The following is a letter to the editor from the "Friends of Burlington Canyon" with their top issues with the Gutierrez Company's proposed Target plan:
Surprising that Burlington has not done independent study on a rezoning request of this scale
The traffic study was conducted by the developer themselves. The Director of this Gutierrez project is Scot Weiss, who previous was Director of the company who did the study. No independent traffic study was done by the town of Burlington.
The Gutierrez traffic study did not use peak traffic volume intervals.
VBH said they were peak volume data, but they measured the traffic in September not November to December months which have the peak traffic times.
Gutierrez’s traffic study did NOT include the effect they will have on the Route 95 extended entrance/exit ramps.
These extended entrance/exit ramps service both Route 95 and Route 3 and were part of a 2007 traffic study reported in 2010 by the BOSTON REGION METROPOLITAN PLANNING ORGANIZATION. This study showed during rush hours these roads already carry more than 200 cars / hour OVER their safe design limit. The result is that traffic backs up onto Route 95 and Route 3 and there are far more accidents on these ramps than average ramps.
Gutierrez’s traffic study clearly states that a Target of this size would generate 1180 cars/HOUR. Not daily – but hourly; and that most of this traffic would be added to these service roads.
How can Gutierrez ask the planning board members to recommend a plan that does not have emergency exit?
Gutierrez’s Traffic study ignored morning traffic impacts.
They indicated Target was a retail store and retail stores do not impact morning traffic.
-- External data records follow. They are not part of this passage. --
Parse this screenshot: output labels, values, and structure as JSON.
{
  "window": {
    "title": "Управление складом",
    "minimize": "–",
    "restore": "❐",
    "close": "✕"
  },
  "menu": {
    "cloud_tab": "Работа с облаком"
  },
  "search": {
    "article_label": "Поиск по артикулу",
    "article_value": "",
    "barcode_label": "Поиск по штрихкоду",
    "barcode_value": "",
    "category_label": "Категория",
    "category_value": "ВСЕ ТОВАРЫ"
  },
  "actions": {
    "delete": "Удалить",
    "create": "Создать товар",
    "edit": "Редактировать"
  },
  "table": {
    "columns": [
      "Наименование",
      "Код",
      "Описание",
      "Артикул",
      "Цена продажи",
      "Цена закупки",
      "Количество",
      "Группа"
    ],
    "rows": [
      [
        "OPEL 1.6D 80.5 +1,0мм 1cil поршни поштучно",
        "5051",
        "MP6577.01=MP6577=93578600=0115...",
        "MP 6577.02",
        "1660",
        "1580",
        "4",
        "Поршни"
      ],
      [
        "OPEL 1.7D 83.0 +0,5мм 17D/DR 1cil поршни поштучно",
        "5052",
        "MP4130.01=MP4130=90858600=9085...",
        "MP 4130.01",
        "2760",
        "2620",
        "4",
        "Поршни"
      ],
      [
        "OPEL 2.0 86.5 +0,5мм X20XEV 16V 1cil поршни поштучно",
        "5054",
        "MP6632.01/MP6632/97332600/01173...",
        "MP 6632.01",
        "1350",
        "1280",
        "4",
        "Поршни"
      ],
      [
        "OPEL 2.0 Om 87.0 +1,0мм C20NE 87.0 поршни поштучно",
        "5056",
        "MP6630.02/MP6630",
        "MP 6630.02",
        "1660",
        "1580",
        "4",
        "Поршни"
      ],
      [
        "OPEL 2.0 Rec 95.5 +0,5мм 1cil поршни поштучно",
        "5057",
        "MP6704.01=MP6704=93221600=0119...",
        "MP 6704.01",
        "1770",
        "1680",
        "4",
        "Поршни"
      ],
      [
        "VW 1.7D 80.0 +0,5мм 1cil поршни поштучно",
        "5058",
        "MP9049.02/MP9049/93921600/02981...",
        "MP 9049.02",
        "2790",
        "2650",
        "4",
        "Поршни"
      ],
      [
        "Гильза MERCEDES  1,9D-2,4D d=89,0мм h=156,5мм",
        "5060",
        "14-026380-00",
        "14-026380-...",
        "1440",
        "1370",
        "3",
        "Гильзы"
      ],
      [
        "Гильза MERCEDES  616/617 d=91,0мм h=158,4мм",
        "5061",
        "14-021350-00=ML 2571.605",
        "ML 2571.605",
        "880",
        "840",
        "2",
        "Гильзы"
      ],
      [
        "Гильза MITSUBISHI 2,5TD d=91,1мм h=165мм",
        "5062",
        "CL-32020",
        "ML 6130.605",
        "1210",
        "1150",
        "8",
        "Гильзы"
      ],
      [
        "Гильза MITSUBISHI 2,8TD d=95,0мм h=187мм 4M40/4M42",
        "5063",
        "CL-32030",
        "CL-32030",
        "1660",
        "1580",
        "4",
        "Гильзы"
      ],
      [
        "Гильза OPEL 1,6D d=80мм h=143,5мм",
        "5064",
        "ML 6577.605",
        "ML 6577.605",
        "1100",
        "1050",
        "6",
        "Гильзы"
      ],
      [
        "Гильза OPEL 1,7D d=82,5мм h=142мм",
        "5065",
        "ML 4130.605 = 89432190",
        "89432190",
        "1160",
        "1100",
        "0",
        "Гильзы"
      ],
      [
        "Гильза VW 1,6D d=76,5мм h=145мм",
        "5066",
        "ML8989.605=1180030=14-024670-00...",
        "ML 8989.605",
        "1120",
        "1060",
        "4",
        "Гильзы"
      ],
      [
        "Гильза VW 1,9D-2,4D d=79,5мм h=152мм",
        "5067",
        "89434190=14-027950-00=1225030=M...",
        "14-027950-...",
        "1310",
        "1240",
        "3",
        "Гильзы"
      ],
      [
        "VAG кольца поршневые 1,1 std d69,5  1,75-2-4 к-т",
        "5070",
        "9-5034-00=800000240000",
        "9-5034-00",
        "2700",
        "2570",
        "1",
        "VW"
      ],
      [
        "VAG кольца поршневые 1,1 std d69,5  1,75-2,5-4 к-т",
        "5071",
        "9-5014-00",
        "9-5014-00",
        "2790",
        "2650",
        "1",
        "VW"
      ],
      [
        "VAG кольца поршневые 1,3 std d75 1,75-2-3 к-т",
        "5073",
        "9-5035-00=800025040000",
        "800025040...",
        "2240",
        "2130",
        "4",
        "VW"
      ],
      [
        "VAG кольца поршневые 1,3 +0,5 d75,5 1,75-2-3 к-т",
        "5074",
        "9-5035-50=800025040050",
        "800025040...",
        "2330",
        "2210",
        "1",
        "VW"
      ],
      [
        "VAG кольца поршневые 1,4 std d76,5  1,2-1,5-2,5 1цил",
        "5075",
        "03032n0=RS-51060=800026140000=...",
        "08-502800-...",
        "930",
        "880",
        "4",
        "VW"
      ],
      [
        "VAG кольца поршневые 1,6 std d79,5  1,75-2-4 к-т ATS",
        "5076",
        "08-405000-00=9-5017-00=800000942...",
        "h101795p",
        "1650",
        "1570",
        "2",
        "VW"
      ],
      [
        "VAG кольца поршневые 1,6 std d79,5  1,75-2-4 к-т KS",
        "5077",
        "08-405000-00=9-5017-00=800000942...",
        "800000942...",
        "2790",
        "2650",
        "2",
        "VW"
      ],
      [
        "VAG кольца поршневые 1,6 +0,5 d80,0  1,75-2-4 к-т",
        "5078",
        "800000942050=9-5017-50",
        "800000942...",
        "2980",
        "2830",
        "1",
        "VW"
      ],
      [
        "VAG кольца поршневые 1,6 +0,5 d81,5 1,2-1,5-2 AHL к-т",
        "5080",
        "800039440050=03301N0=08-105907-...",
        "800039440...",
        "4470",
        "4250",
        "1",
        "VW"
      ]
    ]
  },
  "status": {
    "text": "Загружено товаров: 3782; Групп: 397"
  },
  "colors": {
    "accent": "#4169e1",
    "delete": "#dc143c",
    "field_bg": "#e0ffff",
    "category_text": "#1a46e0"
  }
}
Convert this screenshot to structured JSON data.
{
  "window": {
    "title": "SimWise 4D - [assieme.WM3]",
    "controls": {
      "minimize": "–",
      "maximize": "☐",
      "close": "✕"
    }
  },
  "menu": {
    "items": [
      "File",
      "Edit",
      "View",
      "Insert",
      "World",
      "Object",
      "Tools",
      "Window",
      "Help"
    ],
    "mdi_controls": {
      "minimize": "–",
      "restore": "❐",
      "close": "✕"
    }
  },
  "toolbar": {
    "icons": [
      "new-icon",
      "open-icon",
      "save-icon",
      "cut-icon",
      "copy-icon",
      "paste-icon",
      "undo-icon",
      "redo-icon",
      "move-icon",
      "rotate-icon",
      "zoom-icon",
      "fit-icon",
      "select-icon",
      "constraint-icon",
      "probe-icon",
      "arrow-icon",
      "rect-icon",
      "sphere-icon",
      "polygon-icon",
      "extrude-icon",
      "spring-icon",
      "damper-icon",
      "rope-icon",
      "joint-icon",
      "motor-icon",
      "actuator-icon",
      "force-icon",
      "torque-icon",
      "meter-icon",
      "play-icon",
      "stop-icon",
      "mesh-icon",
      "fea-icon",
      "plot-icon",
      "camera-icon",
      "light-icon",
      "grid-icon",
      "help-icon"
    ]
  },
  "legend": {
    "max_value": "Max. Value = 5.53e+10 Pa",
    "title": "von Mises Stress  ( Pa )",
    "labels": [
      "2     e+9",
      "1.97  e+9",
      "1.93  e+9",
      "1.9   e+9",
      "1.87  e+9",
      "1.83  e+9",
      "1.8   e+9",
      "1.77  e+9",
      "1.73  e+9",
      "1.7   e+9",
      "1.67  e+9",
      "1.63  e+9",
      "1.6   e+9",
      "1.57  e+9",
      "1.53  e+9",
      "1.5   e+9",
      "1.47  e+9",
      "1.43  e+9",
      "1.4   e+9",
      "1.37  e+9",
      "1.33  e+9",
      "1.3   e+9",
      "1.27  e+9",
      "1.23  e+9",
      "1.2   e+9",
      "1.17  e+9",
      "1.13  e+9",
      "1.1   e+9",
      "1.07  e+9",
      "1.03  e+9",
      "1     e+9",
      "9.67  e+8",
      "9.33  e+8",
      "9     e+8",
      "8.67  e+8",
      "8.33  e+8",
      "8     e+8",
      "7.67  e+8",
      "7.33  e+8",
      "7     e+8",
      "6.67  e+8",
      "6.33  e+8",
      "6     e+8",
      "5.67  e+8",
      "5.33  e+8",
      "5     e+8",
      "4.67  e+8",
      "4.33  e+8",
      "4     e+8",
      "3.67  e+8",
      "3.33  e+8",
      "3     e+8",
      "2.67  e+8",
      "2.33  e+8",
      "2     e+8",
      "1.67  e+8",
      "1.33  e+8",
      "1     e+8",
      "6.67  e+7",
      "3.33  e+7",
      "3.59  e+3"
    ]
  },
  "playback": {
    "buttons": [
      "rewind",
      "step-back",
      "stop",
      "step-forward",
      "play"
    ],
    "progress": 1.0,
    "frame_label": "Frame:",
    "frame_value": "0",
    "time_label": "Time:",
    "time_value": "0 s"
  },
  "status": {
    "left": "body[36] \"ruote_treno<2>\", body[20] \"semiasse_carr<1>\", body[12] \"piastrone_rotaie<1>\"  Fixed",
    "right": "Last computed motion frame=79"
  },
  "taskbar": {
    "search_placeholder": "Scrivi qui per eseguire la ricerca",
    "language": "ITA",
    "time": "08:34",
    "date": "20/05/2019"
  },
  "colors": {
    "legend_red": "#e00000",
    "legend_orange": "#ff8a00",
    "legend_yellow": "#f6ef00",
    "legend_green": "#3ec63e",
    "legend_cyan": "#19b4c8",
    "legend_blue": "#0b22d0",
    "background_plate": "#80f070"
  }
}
Not true. Targets OPENS at 8:00 am and truck/personal traffic starts at least an hour before that. Big box stores like Target/Wal-Mart are NOT normal retail stores which typically open at 10:00.
They are directing a major traffic flow across Middlesex turnpike directly onto a congested ramp
One particularly onerous aspect of the plan is that they intend to route a large stream of traffic exiting target directly across Middlesex turnpike into a chronically congested on-ramp. This will regularly strand cars in the intersection and further block Middlesex Turnpike traffic. A similar problem already exists where cars queueing up to turn in the H-Mart are stranded in the intersection and then block traffic entering from Adams street.
The Wheeler Road intersection is geographically constrained.
The fundamental problem is that there is no reasonably priced strategy that works at that location because of the ridged site constraints. The Wheeler / Middlesex intersection site make any reasonably prices mitigation impossible; there is simply not enough real-estate available to lay down the needed asphalt. Any truly effective traffic mitigation will involve new overpasses and / or added access ramps which would make the whole project financially unworkable.
Reduction in Burlington home values
Location is key to Real Estate values, and this will make our location far less attractive.
Our lost housing values will not affect Gutierrez balance sheet but is very real to us.
As real estate values decrease so will Burlington’s tax revenues.
Consider just the 300 Burlington residences south of Rt 95 and 300 home just north of Route 95 that access Route 95 via Middlesex Turnpike.
Assuming they are average prices homes for Burlington: $400K.
600 homes * $400K = $240M in real-estate value.
Assume a 20% loss in value do to their now far less desirable location.
$240M * 20% loss in value: $48M loss in Burlington real-estate value.
The reputation that Burlington is undesirable place to live because of the horrible traffic is likely going to affect Burlington home values even far from this traffic quagmire.
Loss in residential tax revenue
A 20% reduction in home value of just 600 homes would result in an annual loss in tax revenue: $552K so the $750K that Gutierrez promise should be highly discounted.